Toutain P L, Brandon R A, Alvinerie M, Garcia-Villar R, Ruckebusch Y
J Vet Pharmacol Ther. 1982 Mar;5(1):33-43. doi: 10.1111/j.1365-2885.1982.tb00496.x.
The pharmacokinetics of Dexamethasone (DXM) was studied in four cows all of which received DXM alcohol and DXM 21 isonicotinate (as a solution) by the intravenous and intramuscular routes. Concentrations of DXM and cortisol were determined using high performance liquid chromatography. An additional study was made in a second group of four cows which received intramuscular DXM 21 isonicotinate suspension for the assessment of DXM suppression of adrenal gland function. This was determined by measurements of base-line and ACTH-stimulated cortisol concentrations, before and following DXM administration. Following intravenous administration, the disposition kinetics of both formulations were described by a two-compartment open model. The half-times of elimination were similar; 335 and 291 min, respectively, for DXM alcohol and DXM 21 isonicotinate. All other pharmacokinetic parameters were not statistically different indicating that DXM was almost totally available (from DXM 21 isonicotinate). Following intramuscular administration, no significant difference in parameters was observed between the two formulations. Peak plasma concentrations were reached at 3 to 4 h post injection and bioavailability was approximately 70%. DXM was not detected in the plasma after the intramuscular administration of the suspension. The mean control plasma cortisol concentration was 8.8 +/- 3.03 ng/ml. Following intravenous and intramuscular administrations of DXM alcohol and DXM 21 isonicotinate (solution), cortisol concentrations initially increased. However, at 120 min (intravenous) and 2-4 h (intramuscular), concentrations were negligible; 24-72 h and 48-96 h, respectively elapsed before concentrations returned control values. Following DXM 21 isonicotinate (suspension) there was no initial increase and concentrations had not returned to normal in all four cows until 52 days post administration. Similarly, ACTH-stimulated plasma cortisol concentrations decreased progressively and significantly post administration. At 52 days, response to ACTH was normal in all animals.
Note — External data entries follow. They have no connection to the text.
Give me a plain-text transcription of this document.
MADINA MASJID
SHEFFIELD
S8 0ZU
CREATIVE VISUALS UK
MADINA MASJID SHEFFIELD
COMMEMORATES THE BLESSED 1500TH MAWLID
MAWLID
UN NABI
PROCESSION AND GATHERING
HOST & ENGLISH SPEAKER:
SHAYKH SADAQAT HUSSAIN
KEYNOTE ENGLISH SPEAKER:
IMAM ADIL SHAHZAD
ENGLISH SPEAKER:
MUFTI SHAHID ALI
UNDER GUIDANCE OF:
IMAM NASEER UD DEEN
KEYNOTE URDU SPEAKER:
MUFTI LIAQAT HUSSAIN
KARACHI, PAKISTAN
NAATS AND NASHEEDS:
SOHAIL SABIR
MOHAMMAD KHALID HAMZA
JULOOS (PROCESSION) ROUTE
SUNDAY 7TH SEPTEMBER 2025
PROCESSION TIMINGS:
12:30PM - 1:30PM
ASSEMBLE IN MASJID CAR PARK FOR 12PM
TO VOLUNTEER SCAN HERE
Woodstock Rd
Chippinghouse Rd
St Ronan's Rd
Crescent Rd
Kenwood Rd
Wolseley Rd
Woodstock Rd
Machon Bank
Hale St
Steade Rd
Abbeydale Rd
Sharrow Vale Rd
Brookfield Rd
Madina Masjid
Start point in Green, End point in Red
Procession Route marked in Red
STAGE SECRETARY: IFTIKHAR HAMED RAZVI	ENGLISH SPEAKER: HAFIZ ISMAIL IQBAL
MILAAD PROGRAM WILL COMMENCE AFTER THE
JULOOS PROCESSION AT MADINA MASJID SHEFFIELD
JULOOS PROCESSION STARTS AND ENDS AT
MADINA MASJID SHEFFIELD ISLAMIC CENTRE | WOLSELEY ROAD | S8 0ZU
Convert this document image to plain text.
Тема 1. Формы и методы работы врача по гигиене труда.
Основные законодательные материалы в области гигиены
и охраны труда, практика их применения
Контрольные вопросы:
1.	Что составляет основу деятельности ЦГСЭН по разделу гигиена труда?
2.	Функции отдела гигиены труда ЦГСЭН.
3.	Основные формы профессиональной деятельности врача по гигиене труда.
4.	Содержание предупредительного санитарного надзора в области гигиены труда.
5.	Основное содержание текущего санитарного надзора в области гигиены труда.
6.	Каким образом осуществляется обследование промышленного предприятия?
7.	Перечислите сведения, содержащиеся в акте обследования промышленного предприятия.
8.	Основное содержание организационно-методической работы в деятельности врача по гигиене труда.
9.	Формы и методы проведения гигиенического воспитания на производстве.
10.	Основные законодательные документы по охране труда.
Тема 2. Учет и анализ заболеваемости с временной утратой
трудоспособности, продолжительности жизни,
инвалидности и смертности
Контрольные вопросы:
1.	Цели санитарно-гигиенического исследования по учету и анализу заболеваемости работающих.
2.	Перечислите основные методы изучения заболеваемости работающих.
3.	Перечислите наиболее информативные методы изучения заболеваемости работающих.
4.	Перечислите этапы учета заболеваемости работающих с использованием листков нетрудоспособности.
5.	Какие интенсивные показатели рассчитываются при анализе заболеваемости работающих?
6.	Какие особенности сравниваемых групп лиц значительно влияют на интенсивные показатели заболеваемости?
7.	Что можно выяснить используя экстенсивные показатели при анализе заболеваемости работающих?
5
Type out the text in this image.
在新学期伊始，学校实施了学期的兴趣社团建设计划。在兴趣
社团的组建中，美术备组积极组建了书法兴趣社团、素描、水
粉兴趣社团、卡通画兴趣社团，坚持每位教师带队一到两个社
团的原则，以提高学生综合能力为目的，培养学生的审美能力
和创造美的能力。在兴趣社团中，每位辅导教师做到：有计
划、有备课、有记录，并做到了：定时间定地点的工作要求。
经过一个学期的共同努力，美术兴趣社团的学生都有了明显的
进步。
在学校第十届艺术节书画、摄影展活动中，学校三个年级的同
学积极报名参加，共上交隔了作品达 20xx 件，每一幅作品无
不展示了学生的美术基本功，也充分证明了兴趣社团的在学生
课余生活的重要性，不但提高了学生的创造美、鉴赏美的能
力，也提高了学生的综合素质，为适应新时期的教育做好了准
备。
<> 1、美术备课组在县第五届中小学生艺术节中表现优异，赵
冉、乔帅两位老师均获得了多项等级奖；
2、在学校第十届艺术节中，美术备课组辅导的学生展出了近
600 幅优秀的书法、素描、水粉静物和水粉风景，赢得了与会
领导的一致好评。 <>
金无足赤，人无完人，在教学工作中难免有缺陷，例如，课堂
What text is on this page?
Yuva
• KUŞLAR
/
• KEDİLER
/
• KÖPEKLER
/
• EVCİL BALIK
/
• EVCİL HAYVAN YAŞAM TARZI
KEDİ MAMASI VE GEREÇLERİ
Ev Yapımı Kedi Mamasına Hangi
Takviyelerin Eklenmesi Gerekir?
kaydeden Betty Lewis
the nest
在地塞米松(DXM)的药代动力学研究中,选取了四头奶牛,通过静脉注射和肌肉注射途径,分别给予它们地塞米松醇和地塞米松21异烟酸盐(溶液)。采用高效液相色谱法测定DXM和皮质醇的浓度。在另一组四头奶牛中进行了额外研究,这些奶牛接受肌肉注射地塞米松21异烟酸盐混悬液,以评估DXM对肾上腺功能的抑制作用。这通过在给予DXM之前和之后测量基线及促肾上腺皮质激素(ACTH)刺激后的皮质醇浓度来确定。静脉注射后,两种制剂的处置动力学均可用二室开放模型描述。消除半衰期相似;地塞米松醇和地塞米松21异烟酸盐的消除半衰期分别为335分钟和291分钟。所有其他药代动力学参数无统计学差异,表明DXM几乎完全可从地塞米松21异烟酸盐中获得。肌肉注射后,两种制剂之间未观察到参数有显著差异。注射后3至4小时达到血浆峰值浓度,生物利用度约为70%。肌肉注射混悬液后,血浆中未检测到DXM。对照血浆皮质醇平均浓度为8.8±3.03纳克/毫升。静脉注射和肌肉注射地塞米松醇及地塞米松21异烟酸盐(溶液)后,皮质醇浓度最初升高。然而,在静脉注射120分钟和肌肉注射2至4小时时,浓度可忽略不计;分别在24至72小时和48至96小时后,浓度才恢复到对照值。给予地塞米松21异烟酸盐(混悬液)后,浓度没有初始升高,直到给药后52天,所有四头奶牛的浓度才恢复正常。同样,给药后ACTH刺激的血浆皮质醇浓度逐渐且显著降低。在52天时,所有动物对ACTH的反应均正常。